You should now see something around 120V. This is the HOT.

If these last two things happened as I stated then your outlet that the extension cord is plugged into is in all likelihood correctly wired.

Now to test your tank. Before going further you need your Ground test lead to be reliable or you can make bad errors. Like thinking something that is fatally live, is not. So you should grab some masking tape or electrical tape, (not scotch or duct), and tape the probe snugly into the ground hole on the extension cord. Once this is done you should be able to wiggle the test lead a bit and not have the ground probe connection interrupted.

When done taping, again test the ground by probing the Hot again.

If that reads correctly you're set to go.

Using the free probe touch it to your tank water - read the meter.
you will likely see something like 60V or possibly even 120V. If so you have a PROBLEM.

Leave that probe in contact with the water, you can tape it somehow, (here you could use duct tape on the probe handle).

Now while checking the meter start unplugging things one at a time.

Do this until the reading plunges to very close to zero. The last thing that you unplugged was the culprit. Once you think you have the culprit always take the probe back to the hot slot in the extension cord and prove nothing has changed to cause the meter to stop working, like the ground probe has come out of contact, or a test lead has failed. Once you've re-proven the test setup you can be confident that you really found the problem.

Remove the problem completely from your aquarium setup and if it has exposed metal like a light fixture you can re-power it and then touch the probe directly to it while it's isolated from the system. This will confirm your prior test.
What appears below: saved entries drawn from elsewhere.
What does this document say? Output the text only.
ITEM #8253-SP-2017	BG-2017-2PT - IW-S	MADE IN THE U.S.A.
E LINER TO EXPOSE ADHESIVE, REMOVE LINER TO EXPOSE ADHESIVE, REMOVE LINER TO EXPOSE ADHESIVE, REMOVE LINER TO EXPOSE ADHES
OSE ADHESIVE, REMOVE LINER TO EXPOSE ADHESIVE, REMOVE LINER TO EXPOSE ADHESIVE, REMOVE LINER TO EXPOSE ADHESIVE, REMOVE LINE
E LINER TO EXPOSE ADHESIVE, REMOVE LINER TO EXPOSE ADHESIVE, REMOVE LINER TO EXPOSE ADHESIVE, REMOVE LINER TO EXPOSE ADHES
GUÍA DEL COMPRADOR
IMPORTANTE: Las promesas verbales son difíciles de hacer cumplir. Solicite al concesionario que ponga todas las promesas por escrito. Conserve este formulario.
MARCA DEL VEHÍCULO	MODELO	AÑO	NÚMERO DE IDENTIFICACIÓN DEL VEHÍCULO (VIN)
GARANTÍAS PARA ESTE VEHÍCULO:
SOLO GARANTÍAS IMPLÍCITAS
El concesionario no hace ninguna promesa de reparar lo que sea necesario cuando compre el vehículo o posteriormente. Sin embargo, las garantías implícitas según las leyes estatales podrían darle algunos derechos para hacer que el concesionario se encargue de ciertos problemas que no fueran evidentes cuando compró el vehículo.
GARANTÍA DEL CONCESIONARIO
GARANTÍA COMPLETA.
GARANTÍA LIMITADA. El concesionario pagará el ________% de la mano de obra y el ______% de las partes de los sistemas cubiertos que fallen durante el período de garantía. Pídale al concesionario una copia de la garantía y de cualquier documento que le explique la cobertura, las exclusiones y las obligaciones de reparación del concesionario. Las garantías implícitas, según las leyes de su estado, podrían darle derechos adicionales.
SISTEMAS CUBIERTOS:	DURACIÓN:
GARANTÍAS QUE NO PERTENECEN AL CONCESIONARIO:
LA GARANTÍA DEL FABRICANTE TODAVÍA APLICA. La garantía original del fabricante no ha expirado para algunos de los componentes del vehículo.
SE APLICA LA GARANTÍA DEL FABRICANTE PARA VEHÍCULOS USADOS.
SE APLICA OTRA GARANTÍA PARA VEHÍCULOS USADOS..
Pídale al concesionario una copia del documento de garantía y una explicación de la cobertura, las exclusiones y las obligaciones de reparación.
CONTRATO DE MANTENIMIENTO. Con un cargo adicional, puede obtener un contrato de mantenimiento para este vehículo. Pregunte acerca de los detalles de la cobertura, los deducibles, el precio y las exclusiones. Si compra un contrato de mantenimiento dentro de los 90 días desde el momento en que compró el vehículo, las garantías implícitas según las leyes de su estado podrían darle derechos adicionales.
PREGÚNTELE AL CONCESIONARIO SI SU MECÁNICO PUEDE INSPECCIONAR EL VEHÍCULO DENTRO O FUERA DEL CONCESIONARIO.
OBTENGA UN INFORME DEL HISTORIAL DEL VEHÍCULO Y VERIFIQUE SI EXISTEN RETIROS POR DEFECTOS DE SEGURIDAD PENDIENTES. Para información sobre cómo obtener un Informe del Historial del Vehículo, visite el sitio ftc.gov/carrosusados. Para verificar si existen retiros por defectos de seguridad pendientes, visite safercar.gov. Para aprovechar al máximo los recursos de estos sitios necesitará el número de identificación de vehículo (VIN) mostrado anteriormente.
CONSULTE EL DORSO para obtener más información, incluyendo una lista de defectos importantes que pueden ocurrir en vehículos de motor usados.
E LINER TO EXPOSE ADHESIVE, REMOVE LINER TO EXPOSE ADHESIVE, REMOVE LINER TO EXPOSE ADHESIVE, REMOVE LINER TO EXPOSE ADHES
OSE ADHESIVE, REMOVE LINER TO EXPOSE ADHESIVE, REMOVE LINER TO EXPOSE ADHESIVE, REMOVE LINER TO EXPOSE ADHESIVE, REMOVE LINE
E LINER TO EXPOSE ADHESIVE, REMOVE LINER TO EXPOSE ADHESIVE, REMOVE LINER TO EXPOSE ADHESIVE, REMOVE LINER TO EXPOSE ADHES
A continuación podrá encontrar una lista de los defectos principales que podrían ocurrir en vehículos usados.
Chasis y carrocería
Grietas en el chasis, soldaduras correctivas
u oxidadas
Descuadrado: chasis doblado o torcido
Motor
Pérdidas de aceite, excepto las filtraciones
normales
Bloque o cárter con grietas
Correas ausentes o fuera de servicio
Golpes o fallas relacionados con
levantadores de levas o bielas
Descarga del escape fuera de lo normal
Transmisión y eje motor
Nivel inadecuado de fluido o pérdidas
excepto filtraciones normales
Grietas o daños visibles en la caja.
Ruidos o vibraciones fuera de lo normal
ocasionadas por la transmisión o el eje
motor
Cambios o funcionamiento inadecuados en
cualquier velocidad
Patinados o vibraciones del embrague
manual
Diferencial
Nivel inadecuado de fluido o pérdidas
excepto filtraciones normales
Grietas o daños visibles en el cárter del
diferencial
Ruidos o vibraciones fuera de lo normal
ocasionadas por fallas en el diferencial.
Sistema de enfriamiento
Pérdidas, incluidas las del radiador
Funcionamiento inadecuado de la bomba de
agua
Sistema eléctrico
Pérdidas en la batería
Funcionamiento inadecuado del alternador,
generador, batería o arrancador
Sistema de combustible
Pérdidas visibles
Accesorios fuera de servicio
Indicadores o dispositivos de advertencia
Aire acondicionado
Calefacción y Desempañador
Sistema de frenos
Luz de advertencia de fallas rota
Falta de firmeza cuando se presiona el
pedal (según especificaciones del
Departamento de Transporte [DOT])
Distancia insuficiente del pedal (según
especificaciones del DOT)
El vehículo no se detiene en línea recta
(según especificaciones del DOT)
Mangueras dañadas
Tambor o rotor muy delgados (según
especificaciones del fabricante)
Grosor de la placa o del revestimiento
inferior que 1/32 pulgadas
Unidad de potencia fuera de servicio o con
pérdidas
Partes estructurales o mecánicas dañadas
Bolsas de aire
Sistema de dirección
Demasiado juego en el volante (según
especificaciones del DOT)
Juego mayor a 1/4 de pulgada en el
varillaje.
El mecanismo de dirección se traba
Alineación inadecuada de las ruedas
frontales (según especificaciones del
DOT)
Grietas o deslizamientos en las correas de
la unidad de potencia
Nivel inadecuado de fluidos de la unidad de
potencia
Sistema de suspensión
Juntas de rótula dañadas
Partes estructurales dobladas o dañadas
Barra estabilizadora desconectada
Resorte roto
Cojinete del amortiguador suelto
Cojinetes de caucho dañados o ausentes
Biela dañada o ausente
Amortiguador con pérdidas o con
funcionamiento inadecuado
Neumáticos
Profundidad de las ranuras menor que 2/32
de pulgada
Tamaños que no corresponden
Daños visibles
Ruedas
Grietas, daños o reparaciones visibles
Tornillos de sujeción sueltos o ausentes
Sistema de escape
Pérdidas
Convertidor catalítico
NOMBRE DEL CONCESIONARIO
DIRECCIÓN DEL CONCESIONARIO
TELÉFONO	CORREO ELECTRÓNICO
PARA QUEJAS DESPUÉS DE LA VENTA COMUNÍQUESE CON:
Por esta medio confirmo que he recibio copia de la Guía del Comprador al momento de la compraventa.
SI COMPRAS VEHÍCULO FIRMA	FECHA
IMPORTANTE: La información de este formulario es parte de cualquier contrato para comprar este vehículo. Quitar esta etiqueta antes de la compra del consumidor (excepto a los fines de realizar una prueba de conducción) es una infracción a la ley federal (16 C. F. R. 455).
If it IS a fixture. Unplug it again and then examine it. You may find a frayed wire or cracked insulation, or a large salt buildup somewhere. If it is a cracked or frayed cord inspect for other age issues. Are the lamp prongs all corroded? If so you should replace all that, or pitch the entire fixture. If it's just the cord DO NOT try to repair the cord. It's a fools errand! Replace it with a new cord.

If it is a non metallic device like a heater cut the cord off of it as close to the heater body as possible so some fool doesn't try to resurrect it. Heave it in the trash and acquire a new one.

If it's something else let us know and we can help you make a determination.

I must stress that hunting for a problem like this is not without hazard. People have died while trying to find issues like this.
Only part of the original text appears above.